Taxa not in the BIEN database were pruned from the ultrametric topology. This resulted in a base tree that contained 18,641 species for which BIEN data were available. When possible we then grafted the remaining BIEN taxa onto the base tree using taxonomy (genus membership) as a guide. Previous approaches have attached unplaced taxa as polytomies at the base of genera or families (e.g. Webb & Donoghue 2005), however this has been shown to bias some downstream analyses (Davies et al. 2012). Instead, we chose to randomly attach unplaced taxa within genera and repeat the process over an ensemble of 100 phylogenies for later analysis. Specifically, in cases where the unplaced taxon was a member of a genus that is monophyletic on the base tree, it was randomly placed within that genus. In cases where an unplaced taxon belongs to a genus that appears polyphyletic on the base phylogeny, the taxon was made sister to a randomly selected congener.
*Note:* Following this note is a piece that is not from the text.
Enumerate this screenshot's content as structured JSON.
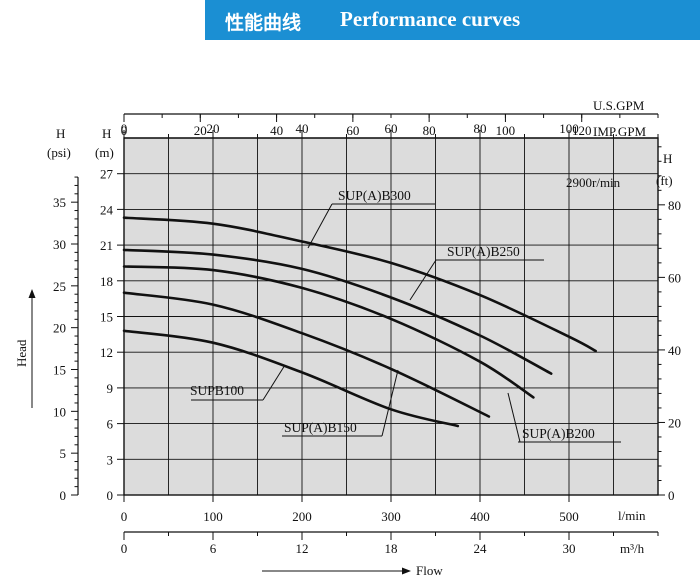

Given uncertainties in automating the workflow, no efforts were made to randomly place taxa using taxonomic information above the genus level, resulting in 7,550 species out of 88,824 in BIEN2 that could not be placed on the working phylogeny in an automated fashion, as they had no congeners on the base tree.
[2] https://github.com/blackrim/treePL/wiki
Davies T.J., Kraft N.J.B., Salamin N. & Wolkovich E.M. (2012). Incompletely resolved phylogenetic trees inflate estimates of phylogenetic conservatism. Ecology 93, 242–247.
Sanderson M.J. (2002). Estimating absolute rates of molecular evolution and divergence times: a penalized likelihood approach. Molecular biology and evolution, 19, 101-109.
Smith S., Beaulieu J. & Donoghue M. (2009). Mega-phylogeny approach for comparative biology: an alternative to supertree and supermatrix approaches. BMC evolutionary biology, 9, 37.
Smith S.A. & O’Meara B.C. (2012). treePL: divergence time estimation using penalized likelihood for large phylogenies. Bioinformatics, 28, 2689-2690.
Stamatakis A. (2006). RAxML-VI-HPC: maximum likelihood-based phylogenetic analyses with thousands of taxa and mixed models. Bioinformatics, 22, 2688-2690.
Webb C.O. & Donoghue M.J. (2005). Phylomatic: tree assembly for applied phylogenetics. Molecular Ecology Notes, 5, 181-183.